A number of tricks were developed to enable the pundits to make their observations without being found out. They were trained on pacing, "to walk at precisely two thousand paces to the mile." To count them, they used a modified loop of prayer beads used in Buddhism, called a mala, but instead of the usual 108 beads it had 100, every tenth being slightly larger. Every 100 paces a bead was dropped. A prayer wheel did not hold the common Buddhist mantra Om mani padme hum, instead, "the scroll hidden within ... was replaced by a blank roll of paper upon which data could be surreptitiously recorded." Pundit Nain Singh Rawat also found that these could be used to ward off curious co-travelers: each time someone came too near, he would start whirling the wheel around and pretend to be in religious contemplation. Usually this would be enough to stop others from addressing him. Another way of keeping their observations was to turn them into a poem, and recite that during their travels.
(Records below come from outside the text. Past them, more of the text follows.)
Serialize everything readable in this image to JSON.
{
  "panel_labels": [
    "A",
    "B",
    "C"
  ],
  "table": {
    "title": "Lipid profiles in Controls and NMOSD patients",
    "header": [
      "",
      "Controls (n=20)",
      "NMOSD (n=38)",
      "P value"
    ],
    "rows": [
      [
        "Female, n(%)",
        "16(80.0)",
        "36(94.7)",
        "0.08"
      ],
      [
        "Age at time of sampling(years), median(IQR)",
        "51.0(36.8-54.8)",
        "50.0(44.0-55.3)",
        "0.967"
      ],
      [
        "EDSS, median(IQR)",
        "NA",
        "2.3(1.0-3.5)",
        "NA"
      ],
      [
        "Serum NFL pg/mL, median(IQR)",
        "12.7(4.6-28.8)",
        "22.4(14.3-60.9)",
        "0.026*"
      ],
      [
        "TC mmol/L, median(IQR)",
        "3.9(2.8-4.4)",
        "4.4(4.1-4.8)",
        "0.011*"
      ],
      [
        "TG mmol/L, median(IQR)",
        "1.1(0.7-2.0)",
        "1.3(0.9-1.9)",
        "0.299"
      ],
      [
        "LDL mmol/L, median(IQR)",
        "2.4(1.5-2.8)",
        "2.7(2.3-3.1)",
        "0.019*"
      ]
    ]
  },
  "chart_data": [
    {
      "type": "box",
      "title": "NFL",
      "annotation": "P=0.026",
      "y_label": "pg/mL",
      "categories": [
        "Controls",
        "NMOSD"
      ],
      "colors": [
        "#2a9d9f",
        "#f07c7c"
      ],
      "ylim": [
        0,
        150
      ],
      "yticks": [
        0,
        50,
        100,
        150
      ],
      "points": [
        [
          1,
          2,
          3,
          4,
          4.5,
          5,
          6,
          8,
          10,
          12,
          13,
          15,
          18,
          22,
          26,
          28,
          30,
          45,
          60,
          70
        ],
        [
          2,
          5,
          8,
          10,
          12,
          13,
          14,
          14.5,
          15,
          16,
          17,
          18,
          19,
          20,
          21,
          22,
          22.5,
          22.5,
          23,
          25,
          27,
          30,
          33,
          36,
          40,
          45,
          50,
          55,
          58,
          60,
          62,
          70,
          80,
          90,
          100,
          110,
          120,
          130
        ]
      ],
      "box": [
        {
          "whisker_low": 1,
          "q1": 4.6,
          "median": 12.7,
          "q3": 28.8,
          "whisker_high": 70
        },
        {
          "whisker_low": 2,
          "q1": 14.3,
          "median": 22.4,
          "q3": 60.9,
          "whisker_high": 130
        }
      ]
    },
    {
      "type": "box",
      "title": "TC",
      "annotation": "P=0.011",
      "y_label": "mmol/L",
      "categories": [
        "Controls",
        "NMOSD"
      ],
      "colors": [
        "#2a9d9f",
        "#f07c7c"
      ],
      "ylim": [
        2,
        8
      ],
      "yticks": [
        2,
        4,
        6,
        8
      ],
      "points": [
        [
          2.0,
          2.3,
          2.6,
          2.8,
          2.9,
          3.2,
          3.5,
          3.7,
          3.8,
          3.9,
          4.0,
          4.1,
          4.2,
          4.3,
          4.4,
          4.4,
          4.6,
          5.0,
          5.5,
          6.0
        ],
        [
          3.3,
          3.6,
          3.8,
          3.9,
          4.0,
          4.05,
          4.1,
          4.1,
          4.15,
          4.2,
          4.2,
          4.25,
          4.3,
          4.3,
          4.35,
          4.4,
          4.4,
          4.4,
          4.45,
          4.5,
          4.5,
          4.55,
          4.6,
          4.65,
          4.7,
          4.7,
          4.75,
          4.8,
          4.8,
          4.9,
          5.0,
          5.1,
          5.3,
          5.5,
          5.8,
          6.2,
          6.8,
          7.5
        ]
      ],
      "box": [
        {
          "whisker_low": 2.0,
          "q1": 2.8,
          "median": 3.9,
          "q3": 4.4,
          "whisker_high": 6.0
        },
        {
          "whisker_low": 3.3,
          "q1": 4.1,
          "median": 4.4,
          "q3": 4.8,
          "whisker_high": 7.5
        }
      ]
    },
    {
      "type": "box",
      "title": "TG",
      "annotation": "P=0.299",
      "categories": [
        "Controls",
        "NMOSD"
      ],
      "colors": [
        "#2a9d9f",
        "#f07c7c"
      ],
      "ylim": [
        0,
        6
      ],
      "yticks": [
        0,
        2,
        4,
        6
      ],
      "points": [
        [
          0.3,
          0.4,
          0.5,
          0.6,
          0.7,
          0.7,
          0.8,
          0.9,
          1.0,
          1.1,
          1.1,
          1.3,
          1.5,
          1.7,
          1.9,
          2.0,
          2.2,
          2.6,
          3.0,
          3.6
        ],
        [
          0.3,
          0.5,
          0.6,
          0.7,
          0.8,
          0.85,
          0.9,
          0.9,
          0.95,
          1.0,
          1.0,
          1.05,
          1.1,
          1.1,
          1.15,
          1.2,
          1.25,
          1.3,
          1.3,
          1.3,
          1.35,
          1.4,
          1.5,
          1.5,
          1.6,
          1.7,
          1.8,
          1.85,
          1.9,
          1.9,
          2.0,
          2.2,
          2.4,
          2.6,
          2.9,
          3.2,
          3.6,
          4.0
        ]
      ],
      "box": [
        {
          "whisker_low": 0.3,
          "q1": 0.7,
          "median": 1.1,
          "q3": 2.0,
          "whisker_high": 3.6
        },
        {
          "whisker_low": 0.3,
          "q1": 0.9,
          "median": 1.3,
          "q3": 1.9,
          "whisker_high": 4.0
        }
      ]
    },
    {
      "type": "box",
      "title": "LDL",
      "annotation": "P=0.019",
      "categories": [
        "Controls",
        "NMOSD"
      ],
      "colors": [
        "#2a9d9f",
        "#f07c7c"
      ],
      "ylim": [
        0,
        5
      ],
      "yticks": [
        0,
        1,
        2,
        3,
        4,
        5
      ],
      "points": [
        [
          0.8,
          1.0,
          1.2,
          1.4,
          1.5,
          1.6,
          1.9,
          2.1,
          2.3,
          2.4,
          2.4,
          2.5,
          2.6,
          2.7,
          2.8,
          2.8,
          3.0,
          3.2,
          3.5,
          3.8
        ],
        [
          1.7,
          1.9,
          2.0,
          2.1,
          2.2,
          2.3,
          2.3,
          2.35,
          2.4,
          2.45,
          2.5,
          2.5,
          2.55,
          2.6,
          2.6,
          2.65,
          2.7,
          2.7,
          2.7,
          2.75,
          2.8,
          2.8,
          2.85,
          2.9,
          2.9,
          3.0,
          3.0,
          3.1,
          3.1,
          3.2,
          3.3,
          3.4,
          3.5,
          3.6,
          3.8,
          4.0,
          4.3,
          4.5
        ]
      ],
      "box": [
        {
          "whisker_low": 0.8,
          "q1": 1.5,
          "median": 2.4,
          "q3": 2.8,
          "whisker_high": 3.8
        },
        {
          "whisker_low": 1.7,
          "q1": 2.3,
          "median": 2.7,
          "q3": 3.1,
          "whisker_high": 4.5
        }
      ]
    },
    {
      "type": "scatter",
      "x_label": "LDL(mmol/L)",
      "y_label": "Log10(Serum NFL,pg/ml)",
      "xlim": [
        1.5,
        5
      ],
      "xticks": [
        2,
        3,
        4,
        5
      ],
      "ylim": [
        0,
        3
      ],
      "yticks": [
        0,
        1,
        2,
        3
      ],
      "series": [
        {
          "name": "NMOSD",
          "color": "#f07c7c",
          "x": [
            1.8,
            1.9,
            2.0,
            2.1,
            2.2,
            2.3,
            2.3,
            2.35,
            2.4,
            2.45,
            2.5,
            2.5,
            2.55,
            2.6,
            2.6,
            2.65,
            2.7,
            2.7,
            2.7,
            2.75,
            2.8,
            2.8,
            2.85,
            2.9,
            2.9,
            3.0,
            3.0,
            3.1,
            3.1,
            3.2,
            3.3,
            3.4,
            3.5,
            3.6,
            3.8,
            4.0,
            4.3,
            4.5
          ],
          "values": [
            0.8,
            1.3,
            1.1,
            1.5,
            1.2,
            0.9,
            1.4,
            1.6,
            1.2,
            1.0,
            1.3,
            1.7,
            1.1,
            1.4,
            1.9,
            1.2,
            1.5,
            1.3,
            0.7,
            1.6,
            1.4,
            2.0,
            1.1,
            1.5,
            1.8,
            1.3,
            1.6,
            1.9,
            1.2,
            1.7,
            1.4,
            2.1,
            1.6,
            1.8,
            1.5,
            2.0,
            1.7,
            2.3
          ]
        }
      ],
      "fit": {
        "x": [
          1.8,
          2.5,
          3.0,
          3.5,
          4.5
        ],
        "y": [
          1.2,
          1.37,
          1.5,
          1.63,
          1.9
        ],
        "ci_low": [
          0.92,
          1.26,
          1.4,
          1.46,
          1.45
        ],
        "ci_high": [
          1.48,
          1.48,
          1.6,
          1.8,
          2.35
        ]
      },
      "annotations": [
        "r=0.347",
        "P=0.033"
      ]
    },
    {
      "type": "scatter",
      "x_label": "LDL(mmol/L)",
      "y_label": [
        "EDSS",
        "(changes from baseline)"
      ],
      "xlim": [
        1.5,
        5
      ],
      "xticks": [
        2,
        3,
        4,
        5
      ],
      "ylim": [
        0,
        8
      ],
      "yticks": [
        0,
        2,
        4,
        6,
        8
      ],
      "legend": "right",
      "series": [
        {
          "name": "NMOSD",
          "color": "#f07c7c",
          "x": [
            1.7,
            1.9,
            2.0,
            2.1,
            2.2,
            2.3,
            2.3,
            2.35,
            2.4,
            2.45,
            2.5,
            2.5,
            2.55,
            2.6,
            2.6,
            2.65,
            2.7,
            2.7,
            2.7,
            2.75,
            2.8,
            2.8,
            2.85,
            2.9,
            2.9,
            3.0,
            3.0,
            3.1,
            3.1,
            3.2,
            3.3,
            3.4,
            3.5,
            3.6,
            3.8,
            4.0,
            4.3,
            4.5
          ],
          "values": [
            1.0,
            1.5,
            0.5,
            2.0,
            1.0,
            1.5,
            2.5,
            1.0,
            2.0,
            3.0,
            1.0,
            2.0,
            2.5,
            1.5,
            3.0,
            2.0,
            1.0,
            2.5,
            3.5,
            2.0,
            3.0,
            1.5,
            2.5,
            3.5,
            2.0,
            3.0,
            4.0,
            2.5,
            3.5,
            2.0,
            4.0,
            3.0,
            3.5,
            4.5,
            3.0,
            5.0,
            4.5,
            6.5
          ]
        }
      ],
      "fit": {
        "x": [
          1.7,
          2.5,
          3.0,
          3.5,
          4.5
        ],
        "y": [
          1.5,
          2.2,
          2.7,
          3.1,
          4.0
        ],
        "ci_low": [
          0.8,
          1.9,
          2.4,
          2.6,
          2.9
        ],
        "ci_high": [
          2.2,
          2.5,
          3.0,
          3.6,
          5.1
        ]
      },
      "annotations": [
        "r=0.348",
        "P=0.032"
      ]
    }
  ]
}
The pundits were given extensive training in basic surveying: they learned to use the sextant, determine altitude by measuring the temperature of boiling water, and make astronomical observations. They also received some medical training. Through their exploration efforts, they managed to bring back vital data that allowed the mapping of areas lying north of India (which were forbidden to Europeans, such as Tibet) with remarkable precision.

== Notable pundits ==
An extensive list of the pundits (and their forerunners) has been detailed chronologically by Michael Ward in the Alpine Journal Volume 103, 1998. (His entry for 1858 is incorrect – Bir and Deb Singh were with William Moorcroft in 1812.) Some notable pundits include:

- Abdul Mejid
- Abdul Hamid
- Hari Ram
- Hyder Shah
- Kinthup
- Kishen Singh
- Mirza Shuja
- Nain Singh
- Sarat Chandra Das

==In literature==
The use of pundits by the British during the Great Game is fictionalized in the 1901 novel Kim by Rudyard Kipling.